Maurice Jarre, the French composer and conductor who wrote Lara's Theme, the Oscar-winning song from the film Doctor Zhivago, has died. He was 84.
Jarre died Sunday in his Los Angeles home after a battle with cancer, his family said Monday.
Jarre was a three-time Academy Award winner, for his compositions for Doctor Zhivago, Lawrence of Arabia and A Passage to India.
He was nominated an additional six times, for Ghost, Gorillas in the Mist, Witness, The Message, The Life and Times of Judge Roy Bean and French film Les Dimanches de Villes d'Avray.
French president Nicolas Sarkozy paid tribute to Jarre on Monday, saying he was "a great composer" who produced "majestic and full-bodied works."
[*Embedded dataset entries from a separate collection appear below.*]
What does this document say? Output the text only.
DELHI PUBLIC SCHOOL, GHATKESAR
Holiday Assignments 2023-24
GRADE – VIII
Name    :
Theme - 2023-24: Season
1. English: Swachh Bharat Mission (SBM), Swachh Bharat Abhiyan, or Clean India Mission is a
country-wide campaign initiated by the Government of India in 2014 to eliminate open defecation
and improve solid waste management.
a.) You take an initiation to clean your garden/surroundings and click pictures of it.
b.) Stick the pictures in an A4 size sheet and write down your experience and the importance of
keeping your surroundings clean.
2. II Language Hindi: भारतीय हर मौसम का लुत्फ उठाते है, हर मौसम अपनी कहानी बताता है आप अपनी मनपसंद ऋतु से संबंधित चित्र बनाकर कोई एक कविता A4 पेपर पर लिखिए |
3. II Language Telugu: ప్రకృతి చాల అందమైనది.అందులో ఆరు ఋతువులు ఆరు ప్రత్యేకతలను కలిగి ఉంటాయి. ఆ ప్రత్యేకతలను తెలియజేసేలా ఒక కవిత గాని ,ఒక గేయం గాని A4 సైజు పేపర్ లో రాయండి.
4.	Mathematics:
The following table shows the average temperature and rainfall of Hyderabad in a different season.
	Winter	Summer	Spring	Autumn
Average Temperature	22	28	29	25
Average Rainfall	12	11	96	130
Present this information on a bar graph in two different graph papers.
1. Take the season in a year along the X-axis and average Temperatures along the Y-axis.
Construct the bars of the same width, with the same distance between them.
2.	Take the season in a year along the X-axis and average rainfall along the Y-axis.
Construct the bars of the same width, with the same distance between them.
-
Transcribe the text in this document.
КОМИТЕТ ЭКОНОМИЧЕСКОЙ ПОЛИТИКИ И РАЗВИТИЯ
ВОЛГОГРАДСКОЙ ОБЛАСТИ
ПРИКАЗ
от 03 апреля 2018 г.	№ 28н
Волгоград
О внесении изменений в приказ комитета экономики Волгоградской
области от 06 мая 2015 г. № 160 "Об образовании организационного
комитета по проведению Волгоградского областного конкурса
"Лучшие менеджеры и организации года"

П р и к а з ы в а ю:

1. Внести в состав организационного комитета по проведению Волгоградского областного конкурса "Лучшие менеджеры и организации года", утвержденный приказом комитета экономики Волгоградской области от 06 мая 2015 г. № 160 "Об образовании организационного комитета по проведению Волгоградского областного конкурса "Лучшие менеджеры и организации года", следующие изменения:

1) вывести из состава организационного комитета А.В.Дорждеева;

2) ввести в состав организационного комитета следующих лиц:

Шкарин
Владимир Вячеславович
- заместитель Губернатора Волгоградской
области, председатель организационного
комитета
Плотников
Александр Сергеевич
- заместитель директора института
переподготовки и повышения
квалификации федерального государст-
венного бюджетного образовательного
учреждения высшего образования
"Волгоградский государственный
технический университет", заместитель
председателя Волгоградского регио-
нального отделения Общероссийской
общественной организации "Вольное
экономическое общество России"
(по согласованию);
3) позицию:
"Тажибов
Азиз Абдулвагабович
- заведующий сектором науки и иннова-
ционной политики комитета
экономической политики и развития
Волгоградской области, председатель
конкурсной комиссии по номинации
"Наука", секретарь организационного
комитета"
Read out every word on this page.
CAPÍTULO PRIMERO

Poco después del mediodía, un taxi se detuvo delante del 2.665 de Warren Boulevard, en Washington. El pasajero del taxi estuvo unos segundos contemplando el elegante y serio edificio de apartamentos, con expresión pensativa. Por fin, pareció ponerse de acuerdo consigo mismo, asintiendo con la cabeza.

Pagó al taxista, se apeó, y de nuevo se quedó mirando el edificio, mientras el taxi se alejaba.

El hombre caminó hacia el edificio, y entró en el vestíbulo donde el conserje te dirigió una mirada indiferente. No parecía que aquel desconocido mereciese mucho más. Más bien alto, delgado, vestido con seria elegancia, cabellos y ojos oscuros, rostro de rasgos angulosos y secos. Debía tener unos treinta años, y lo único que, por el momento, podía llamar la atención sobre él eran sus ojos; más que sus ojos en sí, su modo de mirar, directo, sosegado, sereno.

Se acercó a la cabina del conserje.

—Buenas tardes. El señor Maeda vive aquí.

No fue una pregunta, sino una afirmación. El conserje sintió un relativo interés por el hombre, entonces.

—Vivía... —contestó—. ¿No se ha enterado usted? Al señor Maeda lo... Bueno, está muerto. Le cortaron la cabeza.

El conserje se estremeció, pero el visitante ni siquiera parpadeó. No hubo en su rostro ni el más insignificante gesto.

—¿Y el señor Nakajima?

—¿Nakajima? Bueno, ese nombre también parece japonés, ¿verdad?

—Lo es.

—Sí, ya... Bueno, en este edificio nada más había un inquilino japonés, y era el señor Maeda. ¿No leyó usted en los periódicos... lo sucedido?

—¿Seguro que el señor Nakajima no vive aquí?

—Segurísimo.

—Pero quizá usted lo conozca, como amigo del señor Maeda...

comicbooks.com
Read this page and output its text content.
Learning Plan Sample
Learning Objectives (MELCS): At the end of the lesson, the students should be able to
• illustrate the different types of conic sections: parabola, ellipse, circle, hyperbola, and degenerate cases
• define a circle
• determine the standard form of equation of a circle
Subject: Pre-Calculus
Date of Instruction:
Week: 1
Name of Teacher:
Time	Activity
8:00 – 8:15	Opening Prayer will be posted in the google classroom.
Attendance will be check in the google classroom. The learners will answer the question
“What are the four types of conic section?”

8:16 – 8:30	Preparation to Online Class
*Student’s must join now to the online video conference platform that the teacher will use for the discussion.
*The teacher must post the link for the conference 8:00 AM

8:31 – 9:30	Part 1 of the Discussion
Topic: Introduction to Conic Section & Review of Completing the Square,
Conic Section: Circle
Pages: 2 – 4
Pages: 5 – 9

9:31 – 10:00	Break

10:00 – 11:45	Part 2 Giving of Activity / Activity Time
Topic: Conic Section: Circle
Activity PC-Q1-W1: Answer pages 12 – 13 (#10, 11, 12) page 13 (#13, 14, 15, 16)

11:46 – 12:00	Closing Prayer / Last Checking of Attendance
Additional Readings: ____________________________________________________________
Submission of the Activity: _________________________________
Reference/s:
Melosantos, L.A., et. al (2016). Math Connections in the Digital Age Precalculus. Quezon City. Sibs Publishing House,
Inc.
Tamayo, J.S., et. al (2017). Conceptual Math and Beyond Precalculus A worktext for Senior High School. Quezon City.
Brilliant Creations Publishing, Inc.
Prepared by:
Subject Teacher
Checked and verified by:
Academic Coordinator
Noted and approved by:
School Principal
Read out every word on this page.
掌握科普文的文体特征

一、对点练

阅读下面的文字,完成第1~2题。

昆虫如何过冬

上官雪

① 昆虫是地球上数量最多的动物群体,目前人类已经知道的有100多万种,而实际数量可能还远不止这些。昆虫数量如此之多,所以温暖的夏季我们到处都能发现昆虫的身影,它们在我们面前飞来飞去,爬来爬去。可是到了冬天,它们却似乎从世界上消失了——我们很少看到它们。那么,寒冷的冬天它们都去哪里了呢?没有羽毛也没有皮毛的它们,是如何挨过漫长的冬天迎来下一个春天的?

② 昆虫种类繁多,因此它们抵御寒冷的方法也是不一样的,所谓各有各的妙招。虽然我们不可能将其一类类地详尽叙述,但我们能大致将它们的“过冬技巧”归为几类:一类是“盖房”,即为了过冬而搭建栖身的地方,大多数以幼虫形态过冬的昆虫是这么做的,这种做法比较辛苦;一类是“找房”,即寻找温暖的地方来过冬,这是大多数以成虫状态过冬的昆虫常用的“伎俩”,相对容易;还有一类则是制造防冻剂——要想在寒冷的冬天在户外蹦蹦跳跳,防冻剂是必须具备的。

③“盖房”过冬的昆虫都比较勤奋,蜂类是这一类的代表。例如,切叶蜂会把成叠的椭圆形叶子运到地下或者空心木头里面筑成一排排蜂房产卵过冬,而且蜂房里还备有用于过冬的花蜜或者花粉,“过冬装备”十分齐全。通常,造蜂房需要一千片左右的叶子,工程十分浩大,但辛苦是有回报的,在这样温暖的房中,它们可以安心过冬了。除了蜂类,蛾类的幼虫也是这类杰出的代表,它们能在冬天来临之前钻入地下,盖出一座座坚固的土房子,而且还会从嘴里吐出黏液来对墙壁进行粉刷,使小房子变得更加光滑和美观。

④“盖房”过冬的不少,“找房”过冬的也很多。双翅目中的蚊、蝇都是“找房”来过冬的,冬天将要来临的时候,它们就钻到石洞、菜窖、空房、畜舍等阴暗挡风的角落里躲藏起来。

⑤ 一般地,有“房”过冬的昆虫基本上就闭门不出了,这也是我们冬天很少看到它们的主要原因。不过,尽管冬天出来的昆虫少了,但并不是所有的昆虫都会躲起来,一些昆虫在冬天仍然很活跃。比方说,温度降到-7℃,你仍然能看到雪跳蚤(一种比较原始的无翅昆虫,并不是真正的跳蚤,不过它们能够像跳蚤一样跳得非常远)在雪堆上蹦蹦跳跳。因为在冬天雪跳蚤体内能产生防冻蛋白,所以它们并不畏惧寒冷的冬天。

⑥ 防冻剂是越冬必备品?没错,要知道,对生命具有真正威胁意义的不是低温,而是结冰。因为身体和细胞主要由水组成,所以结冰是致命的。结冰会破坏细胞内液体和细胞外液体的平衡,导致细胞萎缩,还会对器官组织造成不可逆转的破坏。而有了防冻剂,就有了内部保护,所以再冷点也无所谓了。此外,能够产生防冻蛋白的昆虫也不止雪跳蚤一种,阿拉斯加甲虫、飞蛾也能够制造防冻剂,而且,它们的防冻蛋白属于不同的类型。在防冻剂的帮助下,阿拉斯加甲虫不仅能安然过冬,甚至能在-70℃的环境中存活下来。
"By working with some of the greatest filmmakers in the world, he showed that music can be just as important as pictures to make a beautiful and successful film," Sarkozy said.
Born Maurice-Alexis Jarre in Lyons, France, on Sept. 13, 1924, he initially studied engineering at the Sorbonne in Paris, but switched to the Conservatoire de Paris to study composition and harmony.
He became the Théâtre National Populaire director, before writing his first movie score in 1951.
In 1961, producer Sam Spiegel asked him to write the score for Lawrence of Arabia and he earned his first Oscar.
It was Jarre's introduction to Hollywood and he moved to Los Angeles in the 1960s. He went on to work with directors such as John Frankenheimer, John Huston, Alfred Hitchcock and David Lean, with whom he made four films, including A Passage to India, Ryan's Daughter and Doctor Zhivago.
Liza Minnelli made a hit out of his song It Was A Good Time, written for Ryan's Daughter. His score for Doctor Zhivago was notable for its sweeping symphonic music that incorporated Russian balalaikas.
Jarre composed music for more than 150 films, winning four Golden Globes and a Grammy as well as his Academy Awards.
He won a BAFTA award from the British Academy of Film and Television Arts for his music for Dead Poet's Society in 1989 and did a string of science fiction movies, including The Island at the Top of the World and Mad Max Beyond Thunderdome.
His early music was mostly symphonic, but he also composed songs, including a love song for Fatal Attraction, and experimented with synthesizer music in films such as The Year of Living Dangerously and No Way Out.
For TV, he worked with Franco Zefferelli on Jesus of Nazareth, Jerry London on Shogun and William Hale on The Murder of Mary Phagan.
He last movie scores were for 2000's I Dreamed of Africa and 2001's The Uprising.
In February, he was honoured with a lifetime achievement award at the Berlin Film Festival.
"Film composers often are in the shadows of great directors and acting stars," festival director Dieter Kosslick said in his tribute to Jarre.
"It's different with Maurice Jarre — the music of Doctor Zhivago, like much of his work, is world famous and remains unforgettable in cinema history."
Jarre was married four times and had two sons and a daughter. His sons include screenwriter Kevin Jarre and electronic musician Jean Michel Jarre.